A misogynist is someone who hates, dislikes or is prejudiced against women, according to the Oxford English Dictionary. Unfortunately, those same people are usually unaware that their bias against women exists, which probably makes their misogyny grow. It also means that you rarely get a peek at what makes them tick. Until now.
In a post on Quora entitled "What does it feel like to be a misogynist?" (inspired by the previous thread called "What does it feel like to be a misanthrope?")
three men what appears to be two men and a woman have offered their answers that very question. Given the aforementioned tendency that many people who harbor prejudices have of not being aware of their prejudices, it's unsurprising that the post has been up for a week and there are so few responses. But despite the paucity of information, the post still has a few takeaways.
They have Mommy issues
I know about myself that I'm a very sensitive and complicated person with a lot of emotional needs, perhaps more than is typical. And my mother was not able to meet those needs very well. I know that my "love languages" are touches and words of affirmation, but the only "language" she felt comfortable speaking was service. She did that extraordinarily well, and I am grateful for it. Yet it wasn't enough. I deeply love and respect my mother, and it was hard for me to acknowledge these things, but I think it was necessary for my own self understanding and emotional healing.

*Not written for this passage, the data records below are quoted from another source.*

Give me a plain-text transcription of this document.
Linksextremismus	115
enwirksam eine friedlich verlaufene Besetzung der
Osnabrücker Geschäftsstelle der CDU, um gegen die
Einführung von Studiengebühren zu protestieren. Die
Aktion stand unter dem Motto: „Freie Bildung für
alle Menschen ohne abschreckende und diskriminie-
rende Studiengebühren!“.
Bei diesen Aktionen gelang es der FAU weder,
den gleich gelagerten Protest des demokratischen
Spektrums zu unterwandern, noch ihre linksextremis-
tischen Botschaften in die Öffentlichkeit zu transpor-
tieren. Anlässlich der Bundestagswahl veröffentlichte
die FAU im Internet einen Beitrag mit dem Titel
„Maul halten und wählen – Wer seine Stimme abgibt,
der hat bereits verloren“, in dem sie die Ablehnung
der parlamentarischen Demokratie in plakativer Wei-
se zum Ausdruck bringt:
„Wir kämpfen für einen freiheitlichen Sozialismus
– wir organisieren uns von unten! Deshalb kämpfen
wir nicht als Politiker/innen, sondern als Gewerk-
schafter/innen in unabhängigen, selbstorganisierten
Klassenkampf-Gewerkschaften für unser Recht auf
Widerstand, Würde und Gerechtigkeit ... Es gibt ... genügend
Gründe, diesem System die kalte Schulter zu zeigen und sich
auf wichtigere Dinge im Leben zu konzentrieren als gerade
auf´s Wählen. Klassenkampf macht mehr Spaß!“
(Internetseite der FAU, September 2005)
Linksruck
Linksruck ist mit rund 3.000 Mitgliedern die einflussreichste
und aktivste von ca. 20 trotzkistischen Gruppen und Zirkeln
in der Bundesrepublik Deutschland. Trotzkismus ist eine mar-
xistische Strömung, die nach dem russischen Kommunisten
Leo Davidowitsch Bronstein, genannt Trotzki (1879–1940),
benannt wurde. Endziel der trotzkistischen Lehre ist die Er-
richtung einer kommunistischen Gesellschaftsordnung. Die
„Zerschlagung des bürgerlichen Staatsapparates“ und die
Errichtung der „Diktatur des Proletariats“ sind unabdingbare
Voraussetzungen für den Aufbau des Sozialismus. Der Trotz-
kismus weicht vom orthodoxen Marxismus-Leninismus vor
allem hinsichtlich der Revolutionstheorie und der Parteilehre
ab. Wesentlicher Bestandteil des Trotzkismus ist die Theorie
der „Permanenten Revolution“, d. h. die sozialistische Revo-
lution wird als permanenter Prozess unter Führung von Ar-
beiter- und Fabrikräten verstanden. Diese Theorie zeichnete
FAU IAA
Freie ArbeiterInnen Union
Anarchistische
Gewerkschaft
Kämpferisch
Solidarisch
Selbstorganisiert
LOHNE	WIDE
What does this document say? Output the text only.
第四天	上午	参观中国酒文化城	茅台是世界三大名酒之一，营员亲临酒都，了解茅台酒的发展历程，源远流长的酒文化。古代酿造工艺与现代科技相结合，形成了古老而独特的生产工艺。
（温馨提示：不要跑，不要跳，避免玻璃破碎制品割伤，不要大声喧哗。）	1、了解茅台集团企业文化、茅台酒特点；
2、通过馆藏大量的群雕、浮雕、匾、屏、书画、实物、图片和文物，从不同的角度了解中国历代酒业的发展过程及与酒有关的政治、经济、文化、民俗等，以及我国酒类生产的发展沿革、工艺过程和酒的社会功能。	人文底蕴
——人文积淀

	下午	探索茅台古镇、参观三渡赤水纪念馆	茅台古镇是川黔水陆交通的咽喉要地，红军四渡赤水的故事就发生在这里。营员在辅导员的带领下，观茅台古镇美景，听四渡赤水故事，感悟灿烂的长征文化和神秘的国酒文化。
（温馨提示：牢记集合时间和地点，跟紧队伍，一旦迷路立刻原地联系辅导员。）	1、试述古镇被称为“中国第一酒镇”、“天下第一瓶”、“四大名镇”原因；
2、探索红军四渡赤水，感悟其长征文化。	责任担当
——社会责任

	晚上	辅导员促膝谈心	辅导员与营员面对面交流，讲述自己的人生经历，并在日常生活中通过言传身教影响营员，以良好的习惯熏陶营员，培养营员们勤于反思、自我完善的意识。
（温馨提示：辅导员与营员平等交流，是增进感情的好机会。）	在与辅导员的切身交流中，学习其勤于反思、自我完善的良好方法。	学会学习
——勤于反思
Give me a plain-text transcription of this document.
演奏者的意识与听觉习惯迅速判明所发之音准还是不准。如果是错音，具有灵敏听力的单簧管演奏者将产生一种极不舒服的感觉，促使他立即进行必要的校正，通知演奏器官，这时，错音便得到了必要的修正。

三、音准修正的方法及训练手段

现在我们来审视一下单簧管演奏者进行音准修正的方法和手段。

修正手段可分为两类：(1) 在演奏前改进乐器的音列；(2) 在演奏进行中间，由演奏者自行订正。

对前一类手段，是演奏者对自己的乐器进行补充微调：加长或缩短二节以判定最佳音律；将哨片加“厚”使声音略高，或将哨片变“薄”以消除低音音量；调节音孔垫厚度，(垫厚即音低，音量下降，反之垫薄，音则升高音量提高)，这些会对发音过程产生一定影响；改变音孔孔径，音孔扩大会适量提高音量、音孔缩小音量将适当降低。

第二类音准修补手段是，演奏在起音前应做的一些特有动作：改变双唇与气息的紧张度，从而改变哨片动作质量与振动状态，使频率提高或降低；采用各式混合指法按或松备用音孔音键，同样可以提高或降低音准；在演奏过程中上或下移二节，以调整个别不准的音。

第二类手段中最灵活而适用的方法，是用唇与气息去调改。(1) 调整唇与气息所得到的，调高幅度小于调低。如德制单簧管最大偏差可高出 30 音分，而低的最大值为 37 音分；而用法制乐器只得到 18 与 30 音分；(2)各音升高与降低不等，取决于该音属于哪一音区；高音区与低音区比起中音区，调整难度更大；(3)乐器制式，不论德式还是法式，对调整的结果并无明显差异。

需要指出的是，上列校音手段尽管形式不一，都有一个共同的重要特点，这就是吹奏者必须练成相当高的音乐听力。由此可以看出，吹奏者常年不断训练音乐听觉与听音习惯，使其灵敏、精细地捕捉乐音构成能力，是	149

They're frustrated by the narrow definitions of what modern masculinity and femininity are
If [sic] feels like no matter what you do, and no matter how hard you try, you'll never really be as good as a man. It feels like resenting other women for acting "girly" or "feminine" because they're undermining your struggle to be taken seriously by those you work with. It feels like blaming women (rather than the institutions that determine gender roles) for being weak, and it feels like being angry that your gender means you'll be associated with weakness. It feels like mistrusting women who conform to cultural expectations, as those expectations are suspect, and it feels like mistrusting those women who challenge the same expectations, because they're women, and can't be trusted.
They've experienced lots of romantic rejection from women
[I had a series of] very long, agonizing series of rejections by women—I would estimate about 30 or 40 of them—which never got any easier. I'm not going to bore you by recounting these episodes, except to say that each of them further reinforced my own feelings of inferiority and my negativity and cynicism toward women. I was irresistibly drawn to these women and always hurt by them. I have been asked, "Why were you like this? Were you a masochist? A glutton for punishment?" I think a better way to think of it is that I was like a shipwrecked man, floating in the ocean a life raft, parched with thirst. He keeps trying to drink the water that's all around him, but it's salty and bitter and only makes him thirstier. Not a fun place.
They don't get it
Although I don't consider myself a misogynist but I am routinely called one. Especially when I meet "wimmen" who around whining about being victims for just being women. I often tell them that men have had it bad too and more men are victims of violence than women, but they rationalize it saying that since it is men hurting other men, its OK. I ask them about centuries of conscription including in the 1970s Vietnam war, when at the height of the feminist movement, only men were forced to get killed, they say that men started that war and must die for it. And when I ask why don't we have a more equal distribution of war casualties, I'm called a woman-killer.
I have come to despise feminist groups (not all, but most) for their absolute disregard for the value of men. I have no love for the MRAs either who usually are usually women hating gay men.
And no I don't hate women in general, just some of them like the gold-diggers, false rape accusers, blackmailers and feminazis who think men must be eradicated. I've been fortunate to have many nice women in my life.